Consequências do uso de ferramentas de IA
Estudos recentes indicam que a delegação de tarefas cognitivas a sistemas de IA pode ter consequências prejudiciais. Pesquisas destacam que a memória, a tomada de decisões e o pensamento crítico estão entre as habilidades mais afetadas. Uma pesquisa colaborativa entre Estados Unidos e Reino Unido, ainda em revisão por pares, analisou 1.222 participantes e concluiu que o uso de ferramentas de IA para resolver exercícios de aritmética e leitura melhorou o desempenho a curto prazo, mas resultou em uma diminuição da performance e da disposição para continuar tentando quando essas ferramentas não estavam disponíveis.
Os autores do estudo ressaltaram que esses achados são preocupantes, pois a persistência é fundamental para a aquisição de habilidades e um dos principais preditores do aprendizado a longo prazo. Grace Liu, estudante de doutorado na Universidade Carnegie Mellon e principal autora do artigo, afirmou que a capacidade da IA de fornecer respostas rápidas a diversas questões "remove oportunidades de aprendizado" dos usuários.
A adaptação da IA e seus riscos
O caráter versátil da tecnologia a diferencia de ferramentas computacionais anteriores, como calculadoras, que auxiliavam na resolução de problemas, mas mantinham o processo de raciocínio nas mãos humanas. Johann Chevalere, pesquisador em psicologia social e cognitiva do CNRS, na França, observou que os seres humanos tendem a economizar energia mental e frequentemente utilizam estratégias que aceleram a compreensão, sem se aprofundar nas informações processadas, o que pode ser cognitivamente custoso.
Chevalere alertou que o uso de IA generativa pode fortalecer essa tendência, afirmando que "se existem atividades que você nunca realiza, o cérebro — que funciona economizando energia — não se esforçará para manter conexões que não estão sendo utilizadas".
Respostas da indústria de IA
Em resposta às críticas, desenvolvedores de IA generativa começaram a incorporar funções "socráticas" em seus modelos, visando estimular o pensamento dos usuários. Esses chatbots oferecem dicas e fazem perguntas em vez de simplesmente fornecer respostas. Exemplos incluem o "modo de estudo" do ChatGPT da OpenAI e a "aprendizagem guiada" do Gemini, do Google.
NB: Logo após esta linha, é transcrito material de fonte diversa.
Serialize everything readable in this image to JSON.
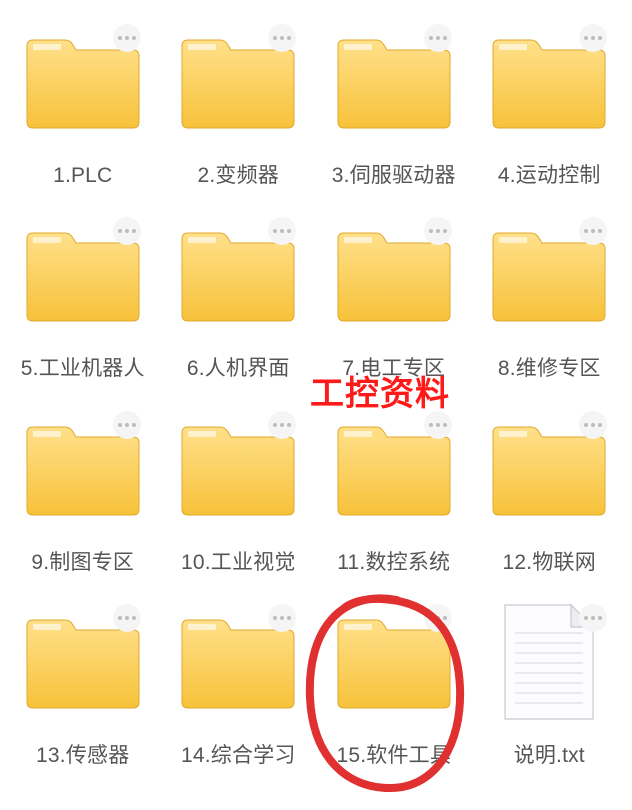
{
  "overlay_text": "工控资料",
  "items": [
    {
      "kind": "folder",
      "label": "1.PLC"
    },
    {
      "kind": "folder",
      "label": "2.变频器"
    },
    {
      "kind": "folder",
      "label": "3.伺服驱动器"
    },
    {
      "kind": "folder",
      "label": "4.运动控制"
    },
    {
      "kind": "folder",
      "label": "5.工业机器人"
    },
    {
      "kind": "folder",
      "label": "6.人机界面"
    },
    {
      "kind": "folder",
      "label": "7.电工专区"
    },
    {
      "kind": "folder",
      "label": "8.维修专区"
    },
    {
      "kind": "folder",
      "label": "9.制图专区"
    },
    {
      "kind": "folder",
      "label": "10.工业视觉"
    },
    {
      "kind": "folder",
      "label": "11.数控系统"
    },
    {
      "kind": "folder",
      "label": "12.物联网"
    },
    {
      "kind": "folder",
      "label": "13.传感器"
    },
    {
      "kind": "folder",
      "label": "14.综合学习"
    },
    {
      "kind": "folder",
      "label": "15.软件工具",
      "circled": true
    },
    {
      "kind": "txt",
      "label": "说明.txt"
    }
  ]
}
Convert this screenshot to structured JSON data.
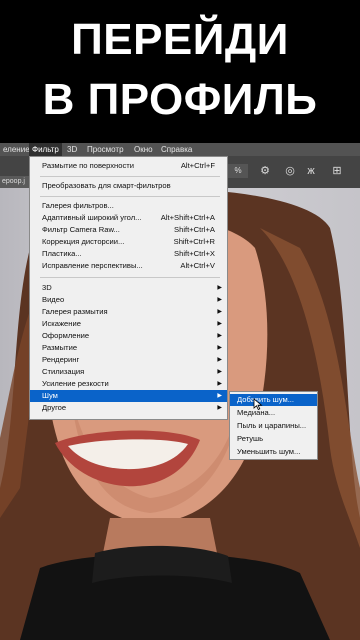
{
  "banner": {
    "line1": "ПЕРЕЙДИ",
    "line2": "В ПРОФИЛЬ"
  },
  "menubar": {
    "items": [
      "еление",
      "Фильтр",
      "3D",
      "Просмотр",
      "Окно",
      "Справка"
    ]
  },
  "optbar": {
    "tab_label": "ероор.j",
    "percent": "%"
  },
  "filter_menu": {
    "group1": [
      {
        "label": "Размытие по поверхности",
        "shortcut": "Alt+Ctrl+F"
      }
    ],
    "group2": [
      {
        "label": "Преобразовать для смарт-фильтров",
        "shortcut": ""
      }
    ],
    "group3": [
      {
        "label": "Галерея фильтров...",
        "shortcut": ""
      },
      {
        "label": "Адаптивный широкий угол...",
        "shortcut": "Alt+Shift+Ctrl+A"
      },
      {
        "label": "Фильтр Camera Raw...",
        "shortcut": "Shift+Ctrl+A"
      },
      {
        "label": "Коррекция дисторсии...",
        "shortcut": "Shift+Ctrl+R"
      },
      {
        "label": "Пластика...",
        "shortcut": "Shift+Ctrl+X"
      },
      {
        "label": "Исправление перспективы...",
        "shortcut": "Alt+Ctrl+V"
      }
    ],
    "group4": [
      {
        "label": "3D"
      },
      {
        "label": "Видео"
      },
      {
        "label": "Галерея размытия"
      },
      {
        "label": "Искажение"
      },
      {
        "label": "Оформление"
      },
      {
        "label": "Размытие"
      },
      {
        "label": "Рендеринг"
      },
      {
        "label": "Стилизация"
      },
      {
        "label": "Усиление резкости"
      },
      {
        "label": "Шум"
      },
      {
        "label": "Другое"
      }
    ]
  },
  "noise_submenu": {
    "items": [
      "Добавить шум...",
      "Медиана...",
      "Пыль и царапины...",
      "Ретушь",
      "Уменьшить шум..."
    ]
  },
  "colors": {
    "highlight": "#0a63c9",
    "menu_bg": "#f0f0f0",
    "menubar_bg": "#535353"
  }
}
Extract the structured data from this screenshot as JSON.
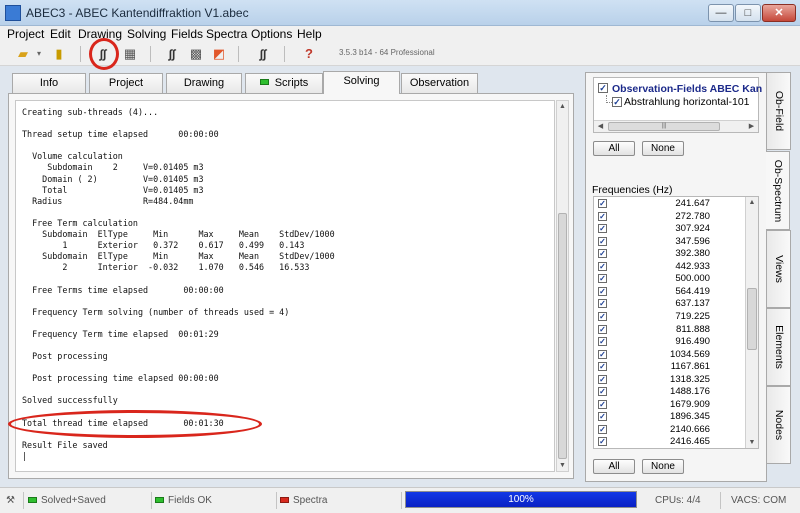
{
  "window": {
    "title": "ABEC3 - ABEC Kantendiffraktion V1.abec",
    "min_glyph": "—",
    "max_glyph": "□",
    "close_glyph": "✕"
  },
  "menu": [
    "Project",
    "Edit",
    "Drawing",
    "Solving",
    "Fields",
    "Spectra",
    "Options",
    "Help"
  ],
  "toolbar": {
    "version": "3.5.3 b14 - 64 Professional",
    "icons": [
      "open-folder-icon",
      "save-icon",
      "solve-icon",
      "mesh-icon",
      "spectrum-icon",
      "grid-view-icon",
      "color-map-icon",
      "waveform-icon",
      "help-icon"
    ],
    "help_glyph": "?"
  },
  "tabs": [
    {
      "label": "Info"
    },
    {
      "label": "Project"
    },
    {
      "label": "Drawing"
    },
    {
      "label": "Scripts"
    },
    {
      "label": "Solving",
      "active": true
    },
    {
      "label": "Observation"
    }
  ],
  "log_lines": [
    "Creating sub-threads (4)...",
    "",
    "Thread setup time elapsed      00:00:00",
    "",
    "  Volume calculation",
    "     Subdomain    2     V=0.01405 m3",
    "    Domain ( 2)         V=0.01405 m3",
    "    Total               V=0.01405 m3",
    "  Radius                R=484.04mm",
    "",
    "  Free Term calculation",
    "    Subdomain  ElType     Min      Max     Mean    StdDev/1000",
    "        1      Exterior   0.372    0.617   0.499   0.143",
    "    Subdomain  ElType     Min      Max     Mean    StdDev/1000",
    "        2      Interior  -0.032    1.070   0.546   16.533",
    "",
    "  Free Terms time elapsed       00:00:00",
    "",
    "  Frequency Term solving (number of threads used = 4)",
    "",
    "  Frequency Term time elapsed  00:01:29",
    "",
    "  Post processing",
    "",
    "  Post processing time elapsed 00:00:00",
    "",
    "Solved successfully",
    "",
    "Total thread time elapsed       00:01:30",
    "",
    "Result File saved",
    "|"
  ],
  "side": {
    "obs_title": "Observation-Fields ABEC Kan",
    "obs_child": "Abstrahlung horizontal-101",
    "scroll_grip": "|||",
    "all_label": "All",
    "none_label": "None",
    "freq_label": "Frequencies  (Hz)",
    "frequencies": [
      "241.647",
      "272.780",
      "307.924",
      "347.596",
      "392.380",
      "442.933",
      "500.000",
      "564.419",
      "637.137",
      "719.225",
      "811.888",
      "916.490",
      "1034.569",
      "1167.861",
      "1318.325",
      "1488.176",
      "1679.909",
      "1896.345",
      "2140.666",
      "2416.465"
    ],
    "check_glyph": "✓",
    "vtabs": [
      "Ob-Field",
      "Ob-Spectrum",
      "Views",
      "Elements",
      "Nodes"
    ]
  },
  "status": {
    "solved": "Solved+Saved",
    "fields": "Fields OK",
    "spectra": "Spectra",
    "progress_text": "100%",
    "progress_fraction": 1.0,
    "cpus": "CPUs: 4/4",
    "vacs": "VACS: COM"
  }
}
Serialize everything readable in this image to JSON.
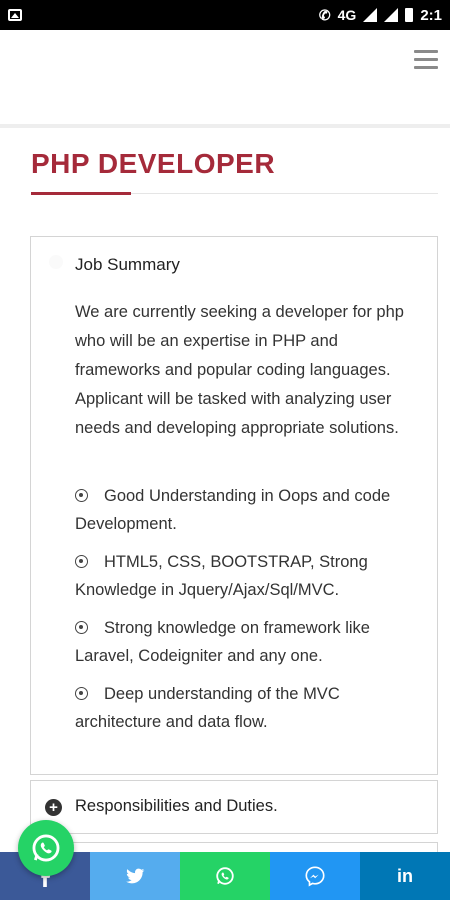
{
  "status_bar": {
    "network_label": "4G",
    "time": "2:1"
  },
  "page": {
    "title": "PHP DEVELOPER"
  },
  "job_summary": {
    "heading": "Job Summary",
    "text": "We are currently seeking a developer for php who will be an expertise in PHP and frameworks and popular coding languages. Applicant will be tasked with analyzing user needs and developing appropriate solutions.",
    "bullets": [
      "Good Understanding in Oops and code Development.",
      "HTML5, CSS, BOOTSTRAP, Strong Knowledge in Jquery/Ajax/Sql/MVC.",
      "Strong knowledge on framework like Laravel, Codeigniter and any one.",
      "Deep understanding of the MVC architecture and data flow."
    ]
  },
  "accordion": {
    "responsibilities_label": "Responsibilities and Duties."
  },
  "share_bar": {
    "linkedin_label": "in",
    "colors": {
      "facebook": "#3b5998",
      "twitter": "#55acee",
      "whatsapp": "#25d366",
      "messenger": "#2196f3",
      "linkedin": "#0077b5"
    },
    "icons": [
      "facebook-icon",
      "twitter-icon",
      "whatsapp-icon",
      "messenger-icon",
      "linkedin-icon"
    ]
  },
  "theme": {
    "accent": "#a52a3a"
  }
}
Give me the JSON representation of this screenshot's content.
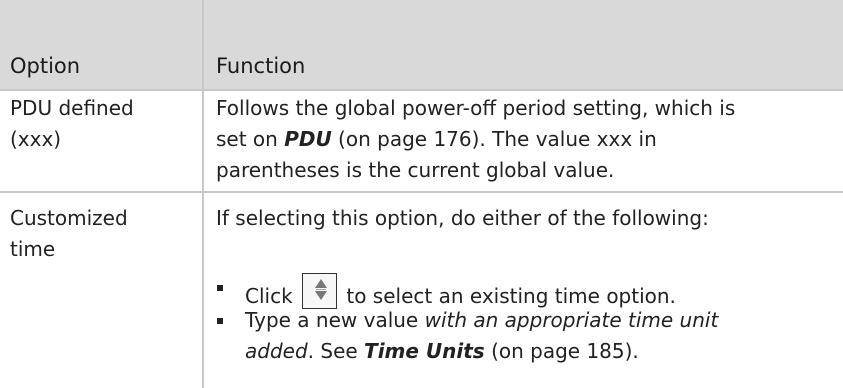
{
  "table": {
    "headers": {
      "option": "Option",
      "function": "Function"
    },
    "row1": {
      "option_line1": "PDU defined",
      "option_line2": "(xxx)",
      "fn_line1": "Follows the global power-off period setting, which is",
      "fn_line2_pre": "set on ",
      "fn_line2_link": "PDU",
      "fn_line2_post": " (on page 176). The value xxx in",
      "fn_line3": "parentheses is the current global value."
    },
    "row2": {
      "option_line1": "Customized",
      "option_line2": "time",
      "fn_intro": "If selecting this option, do either of the following:",
      "bullet1_pre": "Click ",
      "bullet1_post": " to select an existing time option.",
      "bullet2_line1_pre": "Type a new value ",
      "bullet2_line1_em": "with an appropriate time unit",
      "bullet2_line2_em": "added",
      "bullet2_line2_mid": ". See ",
      "bullet2_line2_link": "Time Units",
      "bullet2_line2_post": " (on page 185)."
    }
  }
}
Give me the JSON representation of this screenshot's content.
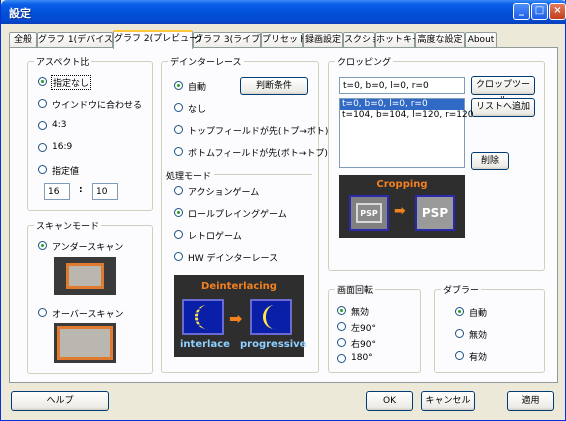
{
  "window": {
    "title": "設定",
    "minimize_label": "_",
    "maximize_label": "□",
    "close_label": "×"
  },
  "tabs": [
    {
      "label": "全般",
      "active": false
    },
    {
      "label": "グラフ 1(デバイス)",
      "active": false
    },
    {
      "label": "グラフ 2(プレビュー)",
      "active": true
    },
    {
      "label": "グラフ 3(ライブ)",
      "active": false
    },
    {
      "label": "プリセット",
      "active": false
    },
    {
      "label": "録画設定",
      "active": false
    },
    {
      "label": "スクショ",
      "active": false
    },
    {
      "label": "ホットキー",
      "active": false
    },
    {
      "label": "高度な設定",
      "active": false
    },
    {
      "label": "About",
      "active": false
    }
  ],
  "aspect": {
    "legend": "アスペクト比",
    "options": [
      "指定なし",
      "ウインドウに合わせる",
      "4:3",
      "16:9",
      "指定値"
    ],
    "selected_index": 0,
    "width_value": "16",
    "separator": ":",
    "height_value": "10"
  },
  "scan": {
    "legend": "スキャンモード",
    "options": [
      "アンダースキャン",
      "オーバースキャン"
    ],
    "selected_index": 0
  },
  "deinterlace": {
    "legend": "デインターレース",
    "options": [
      "自動",
      "なし",
      "トップフィールドが先(トプ→ボト)",
      "ボトムフィールドが先(ボト→トプ)"
    ],
    "selected_index": 0,
    "criteria_button": "判断条件"
  },
  "processing": {
    "legend": "処理モード",
    "options": [
      "アクションゲーム",
      "ロールプレイングゲーム",
      "レトロゲーム",
      "HW デインターレース"
    ],
    "selected_index": 1
  },
  "deinterlace_image": {
    "title": "Deinterlacing",
    "left_label": "interlace",
    "right_label": "progressive"
  },
  "cropping": {
    "legend": "クロッピング",
    "input_value": "t=0, b=0, l=0, r=0",
    "crop_tool_button": "クロップツール",
    "add_to_list_button": "リストへ追加",
    "delete_button": "削除",
    "list": [
      "t=0, b=0, l=0, r=0",
      "t=104, b=104, l=120, r=120"
    ],
    "selected_index": 0,
    "image": {
      "title": "Cropping",
      "left_label": "PSP",
      "right_label": "PSP"
    }
  },
  "rotation": {
    "legend": "画面回転",
    "options": [
      "無効",
      "左90°",
      "右90°",
      "180°"
    ],
    "selected_index": 0
  },
  "dubbler": {
    "legend": "ダブラー",
    "options": [
      "自動",
      "無効",
      "有効"
    ],
    "selected_index": 0
  },
  "footer": {
    "help_button": "ヘルプ",
    "ok_button": "OK",
    "cancel_button": "キャンセル",
    "apply_button": "適用"
  },
  "colors": {
    "title_blue": "#0250d8",
    "dialog_bg": "#ece9d8",
    "radio_green": "#21a121",
    "preview_bg": "#2e2e2e",
    "orange_title": "#f2801e",
    "selection_blue": "#316ac5"
  }
}
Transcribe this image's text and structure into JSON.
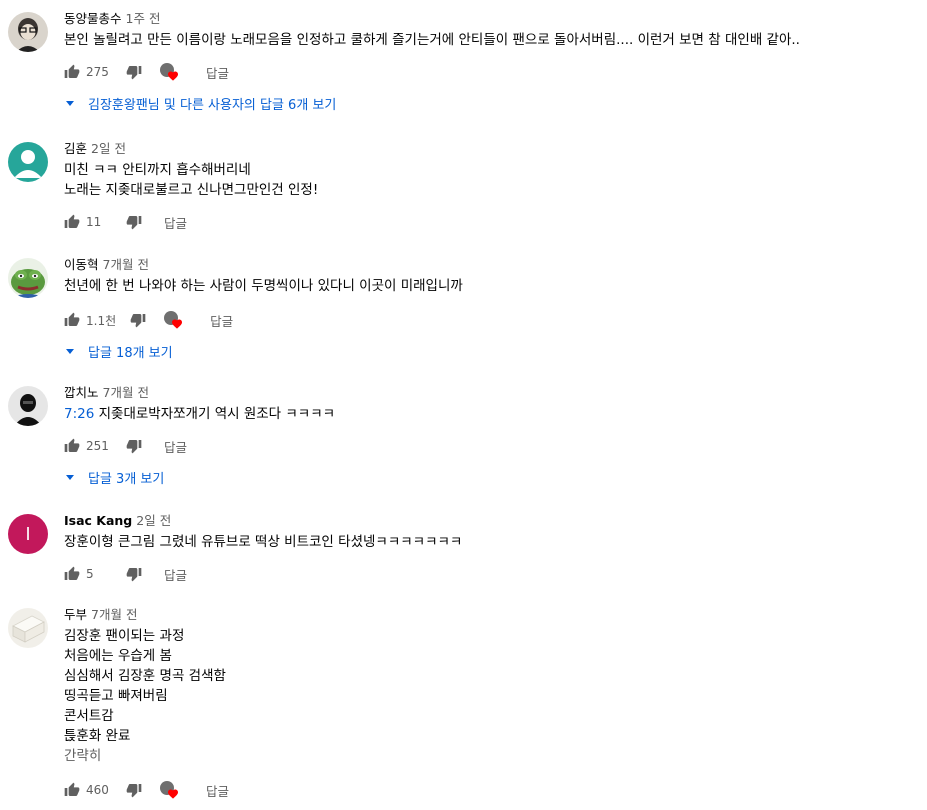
{
  "comments": [
    {
      "author": "동양물총수",
      "time": "1주 전",
      "lines": [
        "본인 놀릴려고 만든 이름이랑 노래모음을 인정하고 쿨하게 즐기는거에 안티들이 팬으로 돌아서버림.... 이런거 보면 참 대인배 같아.."
      ],
      "likes": "275",
      "reply": "답글",
      "replies": "김장훈왕팬님 및 다른 사용자의 답글 6개 보기"
    },
    {
      "author": "김훈",
      "time": "2일 전",
      "lines": [
        "미친 ㅋㅋ 안티까지 흡수해버리네",
        "노래는 지좆대로불르고  신나면그만인건 인정!"
      ],
      "likes": "11",
      "reply": "답글"
    },
    {
      "author": "이동혁",
      "time": "7개월 전",
      "lines": [
        "천년에 한 번 나와야 하는 사람이 두명씩이나 있다니 이곳이 미래입니까"
      ],
      "likes": "1.1천",
      "reply": "답글",
      "replies": "답글 18개 보기"
    },
    {
      "author": "깝치노",
      "time": "7개월 전",
      "timestamp": "7:26",
      "lines": [
        " 지좆대로박자쪼개기 역시 원조다 ㅋㅋㅋㅋ"
      ],
      "likes": "251",
      "reply": "답글",
      "replies": "답글 3개 보기"
    },
    {
      "author": "Isac Kang",
      "time": "2일 전",
      "lines": [
        "장훈이형 큰그림 그렸네 유튜브로 떡상 비트코인 타셨넹ㅋㅋㅋㅋㅋㅋㅋ"
      ],
      "likes": "5",
      "reply": "답글",
      "avatar_letter": "I"
    },
    {
      "author": "두부",
      "time": "7개월 전",
      "lines": [
        "김장훈 팬이되는 과정",
        "처음에는 우습게 봄",
        "심심해서 김장훈 명곡 검색함",
        "띵곡듣고 빠져버림",
        "콘서트감",
        "튽훈화 완료"
      ],
      "more": "간략히",
      "likes": "460",
      "reply": "답글"
    }
  ],
  "colors": {
    "link": "#065fd4",
    "secondary": "#606060",
    "heart": "#ff0000",
    "isac_avatar": "#c2185b",
    "kimhun_avatar": "#26a69a"
  },
  "icons": [
    "like-icon",
    "dislike-icon",
    "heart-icon",
    "caret-down-icon"
  ]
}
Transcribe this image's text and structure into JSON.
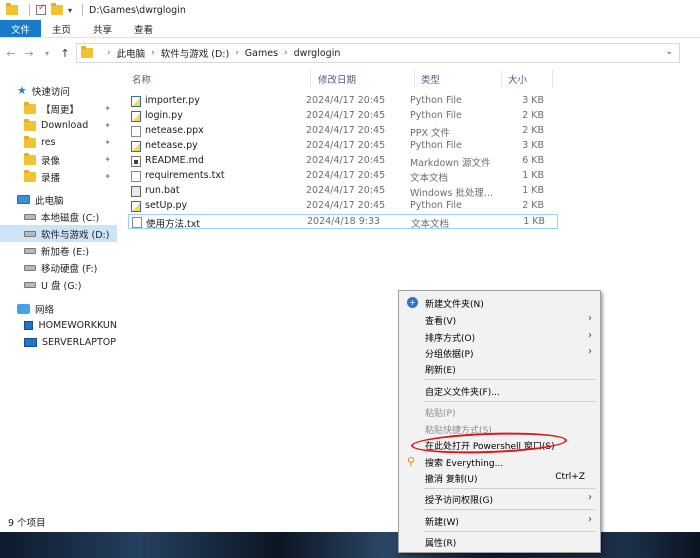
{
  "window": {
    "title": "D:\\Games\\dwrglogin"
  },
  "ribbon": {
    "tabs": [
      "文件",
      "主页",
      "共享",
      "查看"
    ]
  },
  "address": {
    "crumbs": [
      "此电脑",
      "软件与游戏 (D:)",
      "Games",
      "dwrglogin"
    ]
  },
  "nav": {
    "quick_access": "快速访问",
    "quick_items": [
      "【周更】",
      "Download",
      "res",
      "录像",
      "录播"
    ],
    "this_pc": "此电脑",
    "drives": [
      "本地磁盘 (C:)",
      "软件与游戏 (D:)",
      "新加卷 (E:)",
      "移动硬盘 (F:)",
      "U 盘 (G:)"
    ],
    "network": "网络",
    "network_items": [
      "HOMEWORKKUN",
      "SERVERLAPTOP"
    ]
  },
  "columns": {
    "name": "名称",
    "date": "修改日期",
    "type": "类型",
    "size": "大小"
  },
  "files": [
    {
      "name": "importer.py",
      "date": "2024/4/17 20:45",
      "type": "Python File",
      "size": "3 KB"
    },
    {
      "name": "login.py",
      "date": "2024/4/17 20:45",
      "type": "Python File",
      "size": "2 KB"
    },
    {
      "name": "netease.ppx",
      "date": "2024/4/17 20:45",
      "type": "PPX 文件",
      "size": "2 KB"
    },
    {
      "name": "netease.py",
      "date": "2024/4/17 20:45",
      "type": "Python File",
      "size": "3 KB"
    },
    {
      "name": "README.md",
      "date": "2024/4/17 20:45",
      "type": "Markdown 源文件",
      "size": "6 KB"
    },
    {
      "name": "requirements.txt",
      "date": "2024/4/17 20:45",
      "type": "文本文档",
      "size": "1 KB"
    },
    {
      "name": "run.bat",
      "date": "2024/4/17 20:45",
      "type": "Windows 批处理...",
      "size": "1 KB"
    },
    {
      "name": "setUp.py",
      "date": "2024/4/17 20:45",
      "type": "Python File",
      "size": "2 KB"
    },
    {
      "name": "使用方法.txt",
      "date": "2024/4/18 9:33",
      "type": "文本文档",
      "size": "1 KB"
    }
  ],
  "status": {
    "count": "9 个项目"
  },
  "context_menu": {
    "new_folder": "新建文件夹(N)",
    "view": "查看(V)",
    "sort": "排序方式(O)",
    "group": "分组依据(P)",
    "refresh": "刷新(E)",
    "customize": "自定义文件夹(F)...",
    "paste": "粘贴(P)",
    "paste_shortcut": "粘贴快捷方式(S)",
    "powershell": "在此处打开 Powershell 窗口(S)",
    "everything": "搜索 Everything...",
    "undo": "撤消 复制(U)",
    "undo_shortcut": "Ctrl+Z",
    "give_access": "授予访问权限(G)",
    "new": "新建(W)",
    "properties": "属性(R)"
  }
}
A Microsoft afirmou que integrou avisos sobre riscos de erros em seus modelos Copilot e que incentiva os usuários a verificarem as informações fornecidas, como parte de um esforço para mantê-los engajados de forma ativa e crítica. A empresa reconhece que "o risco do descarregamento cognitivo excessivo é real, especialmente se a IA for usada para automatizar tarefas que também são valiosas para o desenvolvimento de habilidades".
Até o momento, a falta de estudos em larga escala e de longo prazo impede uma avaliação completa do impacto da nova tecnologia na cognição humana. Chevalere conclui que "cabe a nós usar a IA de maneira inteligente" e que a sociedade se adaptará a essa revolução tecnológica da mesma forma que fez com as anteriores.